Falava às vezes em Carmen, sempre com saudade. Gostava de conversar das coisas de religião e das legendas do céu. Falava na Trapa, no sossego imortal dos claustros, e nas quimeras da vida. Eu estranhava-o.
Desde que ele viera para Lisboa eu não voltara a casa da condessa, por um certo sentimento altivo de reserva e de orgulho. Nesse tempo estava ela absolutamente livre. O conde achava-se em Bruxelas, onde Mademoiselle Rise o tinha cativo dos nervosos e ágeis bicos dos seus pés, que então escreviam pequeninos poemas no tablado do teâtre du Prince Royal.
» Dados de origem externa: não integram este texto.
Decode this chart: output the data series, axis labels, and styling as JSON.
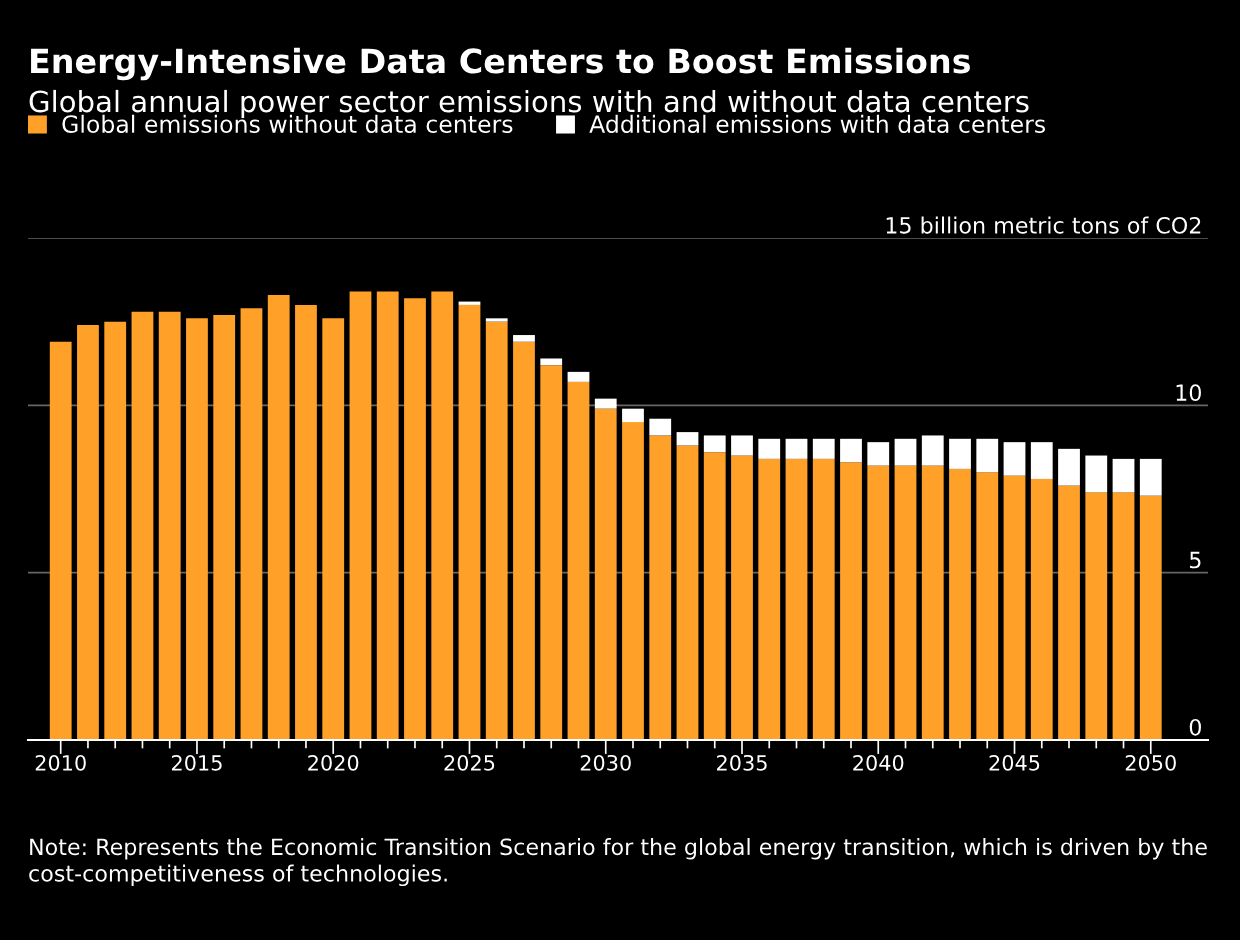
{
  "chart_data": {
    "type": "bar",
    "stacked": true,
    "title": "Energy-Intensive Data Centers to Boost Emissions",
    "subtitle": "Global annual power sector emissions with and without data centers",
    "categories": [
      "2010",
      null,
      null,
      null,
      null,
      "2015",
      null,
      null,
      null,
      null,
      "2020",
      null,
      null,
      null,
      null,
      "2025",
      null,
      null,
      null,
      null,
      "2030",
      null,
      null,
      null,
      null,
      "2035",
      null,
      null,
      null,
      null,
      "2040",
      null,
      null,
      null,
      null,
      "2045",
      null,
      null,
      null,
      null,
      "2050"
    ],
    "series": [
      {
        "name": "Global emissions without data centers",
        "color": "#ffa028",
        "values": [
          11.9,
          12.4,
          12.5,
          12.8,
          12.8,
          12.6,
          12.7,
          12.9,
          13.3,
          13.0,
          12.6,
          13.4,
          13.4,
          13.2,
          13.4,
          13.0,
          12.5,
          11.9,
          11.2,
          10.7,
          9.9,
          9.5,
          9.1,
          8.8,
          8.6,
          8.5,
          8.4,
          8.4,
          8.4,
          8.3,
          8.2,
          8.2,
          8.2,
          8.1,
          8.0,
          7.9,
          7.8,
          7.6,
          7.4,
          7.4,
          7.3
        ]
      },
      {
        "name": "Additional emissions with data centers",
        "color": "#ffffff",
        "values": [
          0,
          0,
          0,
          0,
          0,
          0,
          0,
          0,
          0,
          0,
          0,
          0,
          0,
          0,
          0,
          0.1,
          0.1,
          0.2,
          0.2,
          0.3,
          0.3,
          0.4,
          0.5,
          0.4,
          0.5,
          0.6,
          0.6,
          0.6,
          0.6,
          0.7,
          0.7,
          0.8,
          0.9,
          0.9,
          1.0,
          1.0,
          1.1,
          1.1,
          1.1,
          1.0,
          1.1
        ]
      }
    ],
    "ylim": [
      0,
      15
    ],
    "yticks": [
      0,
      5,
      10,
      {
        "value": 15,
        "label": "15 billion metric tons of CO2"
      }
    ],
    "grid": "y",
    "legend": "top left",
    "annotations": [
      "Note: Represents the Economic Transition Scenario for the global energy transition, which is driven by the cost-competitiveness of technologies."
    ]
  }
}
Um dia, inesperadamente, recebi da condessa um bilhete que dizia:
«Meu primo: Se um gelado tomado num terraço com uma velha amiga não sobrexcita excessivamente os seus nervos, espero-o esta tarde em… (era uma quinta ao pé de Lisboa que ela habitava algumas vezes no verão). Traga o seu amigo Ritmel.»
Mostrei o bilhete a Ritmel, e pelas seis horas da tarde rodávamos na estrada de… num coupé com os stores corridos.
A condessa tinha acabado de jantar.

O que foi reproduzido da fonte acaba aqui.